Report: UK role in Iraq abuse
A British official was involved in drafting the rules that allowed extreme interrogation methods to be used at Baghdad’s Abu Ghraib prison, reports a newspaper.

The Observer on Sunday said the rules allowed prison guards to employ such techniques as use of dogs, sleep deprivation and stress positions in breach of the Geneva Conventions.
Citing a letter from the Armed Forces Minister, Adam Ingram, the weekly said a senior British army lawyer assigned to the US-led coalition’s legal department in Baghdad contributed to “comments provided by his superiors” when drafting the text.
“It is not known whether the officer supported or opposed the document, but the revelation raises serious questions about who in the army’s chain of command knew of the interrogation techniques at Abu Ghraib and when,” the Observer noted.
Abuse scandal
Abu Ghraib was at the centre of the Iraq prisoner abuse scandal and the British government had earlier claimed none of its officials had seen or been involved with the document that permitted harsher interrogation techniques.

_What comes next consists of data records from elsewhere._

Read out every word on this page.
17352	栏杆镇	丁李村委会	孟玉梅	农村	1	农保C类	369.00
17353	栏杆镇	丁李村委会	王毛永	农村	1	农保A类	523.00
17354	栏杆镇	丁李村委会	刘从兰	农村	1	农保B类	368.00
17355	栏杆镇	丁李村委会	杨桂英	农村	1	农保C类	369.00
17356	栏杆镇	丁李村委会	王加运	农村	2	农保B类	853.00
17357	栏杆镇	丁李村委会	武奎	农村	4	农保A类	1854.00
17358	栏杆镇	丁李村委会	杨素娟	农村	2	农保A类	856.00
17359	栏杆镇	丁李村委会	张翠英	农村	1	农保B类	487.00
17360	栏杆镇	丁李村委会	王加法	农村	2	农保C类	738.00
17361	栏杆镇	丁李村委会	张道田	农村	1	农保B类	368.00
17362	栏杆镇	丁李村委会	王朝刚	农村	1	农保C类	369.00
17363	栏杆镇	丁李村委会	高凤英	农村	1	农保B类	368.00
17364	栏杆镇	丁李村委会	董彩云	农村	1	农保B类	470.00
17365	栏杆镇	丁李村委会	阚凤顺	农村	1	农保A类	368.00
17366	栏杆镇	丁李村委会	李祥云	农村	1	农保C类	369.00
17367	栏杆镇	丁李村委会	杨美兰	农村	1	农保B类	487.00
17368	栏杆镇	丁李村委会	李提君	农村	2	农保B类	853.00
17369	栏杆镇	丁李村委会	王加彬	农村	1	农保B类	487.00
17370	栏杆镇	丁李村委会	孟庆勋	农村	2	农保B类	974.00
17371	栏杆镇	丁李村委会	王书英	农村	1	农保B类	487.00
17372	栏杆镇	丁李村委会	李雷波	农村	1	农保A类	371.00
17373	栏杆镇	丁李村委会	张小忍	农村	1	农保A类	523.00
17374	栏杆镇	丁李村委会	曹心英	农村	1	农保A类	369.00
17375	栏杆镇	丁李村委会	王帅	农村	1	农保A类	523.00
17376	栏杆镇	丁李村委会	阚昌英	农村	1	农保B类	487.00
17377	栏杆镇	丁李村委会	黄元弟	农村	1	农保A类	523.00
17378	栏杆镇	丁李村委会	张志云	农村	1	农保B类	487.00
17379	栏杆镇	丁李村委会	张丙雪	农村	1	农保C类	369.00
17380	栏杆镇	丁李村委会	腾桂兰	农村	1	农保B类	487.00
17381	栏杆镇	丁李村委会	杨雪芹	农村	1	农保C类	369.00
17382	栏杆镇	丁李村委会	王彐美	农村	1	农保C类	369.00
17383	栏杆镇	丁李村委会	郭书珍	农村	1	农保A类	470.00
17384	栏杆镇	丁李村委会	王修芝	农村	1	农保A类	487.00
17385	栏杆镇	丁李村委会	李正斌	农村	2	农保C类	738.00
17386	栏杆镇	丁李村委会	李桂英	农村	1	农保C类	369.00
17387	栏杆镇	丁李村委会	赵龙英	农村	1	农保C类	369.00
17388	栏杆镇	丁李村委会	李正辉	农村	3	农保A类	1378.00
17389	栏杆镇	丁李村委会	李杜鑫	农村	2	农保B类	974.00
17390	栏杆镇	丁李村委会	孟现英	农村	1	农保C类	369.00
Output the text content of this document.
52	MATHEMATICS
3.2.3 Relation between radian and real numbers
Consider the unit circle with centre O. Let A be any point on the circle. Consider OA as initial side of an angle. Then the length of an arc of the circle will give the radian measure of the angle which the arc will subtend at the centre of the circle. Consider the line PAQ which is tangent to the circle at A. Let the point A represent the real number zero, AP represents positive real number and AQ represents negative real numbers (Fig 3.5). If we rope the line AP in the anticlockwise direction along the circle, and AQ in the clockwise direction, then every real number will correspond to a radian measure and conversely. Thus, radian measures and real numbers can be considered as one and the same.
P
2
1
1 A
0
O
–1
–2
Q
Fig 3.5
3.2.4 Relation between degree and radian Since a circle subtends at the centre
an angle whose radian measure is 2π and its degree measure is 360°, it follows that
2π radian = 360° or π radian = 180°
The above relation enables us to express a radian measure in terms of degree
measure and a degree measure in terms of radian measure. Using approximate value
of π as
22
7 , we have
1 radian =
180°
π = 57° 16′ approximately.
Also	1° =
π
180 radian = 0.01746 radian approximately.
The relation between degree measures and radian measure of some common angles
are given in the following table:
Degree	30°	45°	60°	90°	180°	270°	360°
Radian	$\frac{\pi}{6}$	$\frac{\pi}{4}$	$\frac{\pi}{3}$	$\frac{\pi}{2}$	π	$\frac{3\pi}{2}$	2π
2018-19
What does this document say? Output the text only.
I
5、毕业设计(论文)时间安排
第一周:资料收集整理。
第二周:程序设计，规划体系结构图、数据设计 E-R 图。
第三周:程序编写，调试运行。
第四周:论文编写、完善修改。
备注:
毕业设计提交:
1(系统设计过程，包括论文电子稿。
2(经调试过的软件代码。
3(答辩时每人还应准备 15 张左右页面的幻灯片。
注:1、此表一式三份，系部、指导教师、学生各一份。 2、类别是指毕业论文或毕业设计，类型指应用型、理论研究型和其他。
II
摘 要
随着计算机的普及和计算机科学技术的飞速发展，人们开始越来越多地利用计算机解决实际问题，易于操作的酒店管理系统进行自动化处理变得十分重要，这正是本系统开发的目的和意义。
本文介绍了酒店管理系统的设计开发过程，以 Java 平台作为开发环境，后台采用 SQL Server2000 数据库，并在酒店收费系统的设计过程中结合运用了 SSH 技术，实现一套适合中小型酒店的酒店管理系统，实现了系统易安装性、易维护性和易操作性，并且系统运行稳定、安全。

The document, entitled Interrogation and Counter-Resistance Policy was drawn up by the coalition’s Combined Joint Task Force 7, which was tasked with supervising the interrogations of Iraqi detainees.
Another British newspaper, The Independent, reported a senior British officer knew about serious claims of abuse at Abu Ghraib five months before British ministers learned about what was going on.
The officer, described as one of the most senior British military lawyers in Iraq, played a key role in investigating a Red Cross report which revealed that prisoners were stripped naked and locked in pitch-black cells for days, paraded in the nude and verbally abused.